Brine? What exactly is this brine?

She astutely points out that brine is a concoction of ingredients used to add flavor in the turkey, then asks me to pass the leeks.

Leeks?!? What the hell are leeks?!? What is all of this other stuff that is supposedly bringing out the flavor in MY turkey? Did we do this to our turkey last year? Or how about the year before? No, we didn't. And guess what? It still tasted like turkey. Wonderful, glorious turkey.

"It takes an ordinary bird and turns it into a work of art." she says proudly.

My mind is racing. You can eat a bird - you can't eat of freaking work of art. I keep my mouth shut for fear I will be spending the rest of 2007 sleeping on the couch. I begin to plan escape routes for me and my turkey to keep it from becoming someones Mona Lisa. Unfortunately, that bird was under constant surveillance by little Miss DiVinci.

Finally after much torture of watching this fiendish mixture being made before my eyes, with no chance of saving my beloved bird, it was time for the fowl to take its bath. Slowly, my Thanksgiving treasure was lowered into this pot of doom with things I've things I've never even heard of floating on the surface. Down, down, down it went, then suddenly it stopped with a good 1/8 of it still above the surface.

The pot is too small! My turkey is saved!

Undeterred, the wonderful wife pondered my gobblers fate. Then, after a brief huddle with her mother, sent her away on a secret mission. I knew my chances of saving the bird was fleeting, but she stepped up her security and refused to budge.

Minutes passed, and I was helpless to perform a rescue. I even tried making a deal with Jasper, hoping he would pee in the corner to cause some kind of distraction - but alas, that evil cat would not cooperate, only smiling as he passed gas in my face.

The magnificent mother-in-law returned...with a container big enough for my turkey. At first, I thought it was a mistake or a joke as this would be the final injustice for my beloved bird, but I realized their truly diabolical plan. I could only turn away as my turkey was lowered into its resting place and placed into the fridge.

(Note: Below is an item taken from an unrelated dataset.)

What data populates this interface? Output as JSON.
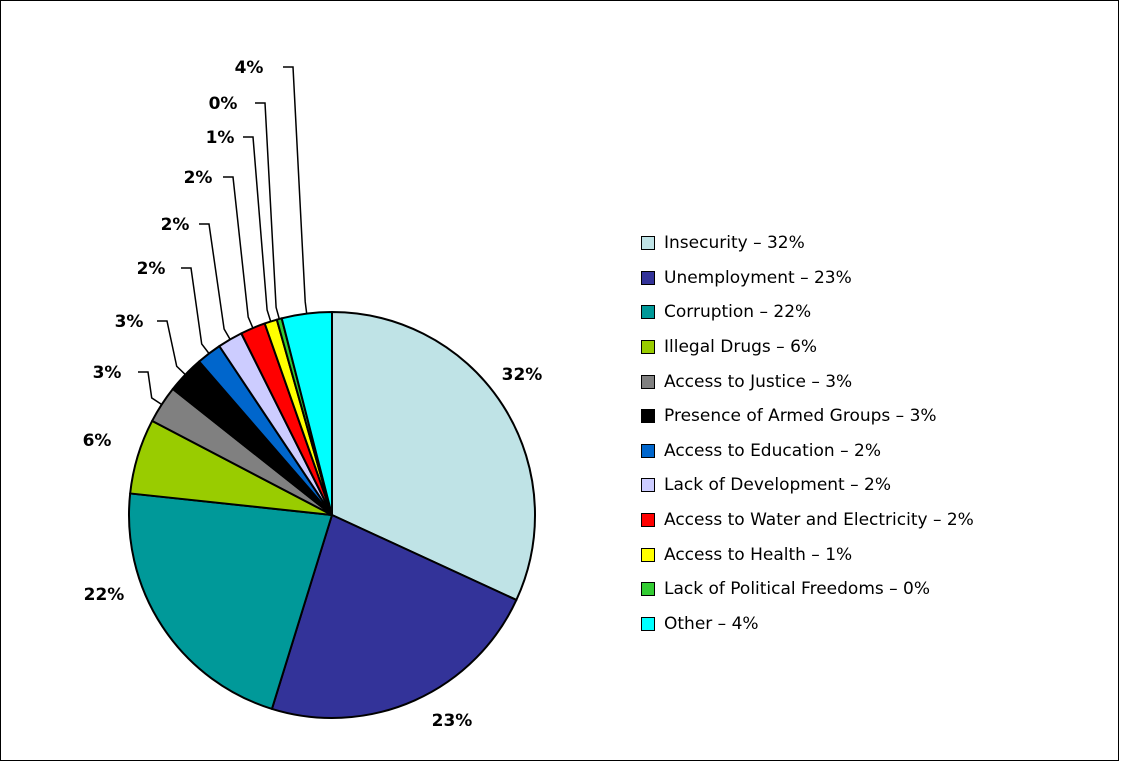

Tomorrow will be full of conflicting emotions as the turkey leaves its brine bath and is prepped and cooked. The rest of the meal will be full of the basic foods that make Thanksgiving dinner my favorite dinner of the year. Corn, green beans, potatoes, and noodles will be there, all in support of the main event of the evening - the turkey. A turkey that I love, but a turkey that is now tainted with a mysterious juice and its supposed flavor adding abilities.

A turkey that has made my basic Thanksgiving - very unbasic.

9 comments:

Zanthera said...

Sounds yummy.

mackeydoodle said...

OMG!!! I just about fell out of my chair laughing when I seen the pic of your turkey in that waste basket!!!!
Too funny!
Of course I laugh because that is not MY turkey being subjected to these new experiments.
My hubby would be as frightened as you if I attempted this.
I will try not to judge though....let me know tomorrow night. To brine or not to brine.

Faith said...

Holy shittola, I don't check for awhile and you change EVERYTHING!

Anyways happy t-day and I'm going to try and stop by more often!

susiej said...

I'm sure by now you have tasted all of that mysterious flavors, and your belly is very satisfied. However, you had my laughing all the way through the post -- and the picture of the wastebasket in your fridge -- that is priceless!!

Jen of A2eatwrite said...

too funny! Now we need your comments on how the brined one tasted!

John M said...

Wonderful so funny. . just made my Friday as i sit here in Friday work hell!!! You be a funny man Grimster!!

Chris said...

Good idea on the trash can. When we brine a big bird (we used water, maple syrup, bourbon, and pickling spice), I have a cooler that we keep it in and iced down.

Brining does help flavor but the best part is that it keeps the bird so juicy and cooked to perfection without drying. Hope you enjoyed it!

here via blogmad.

Joeprah said...

That is a hillarious picture with the trash can in the fridge! Leeks...what are they? Holes in tires and dams?

heathersway said...

"I begin to plan escape routes for me and my turkey."

You are too funny! That especially made me chuckle. My husband would be afraid too. He always says, in a hostile tone, "We fear change!"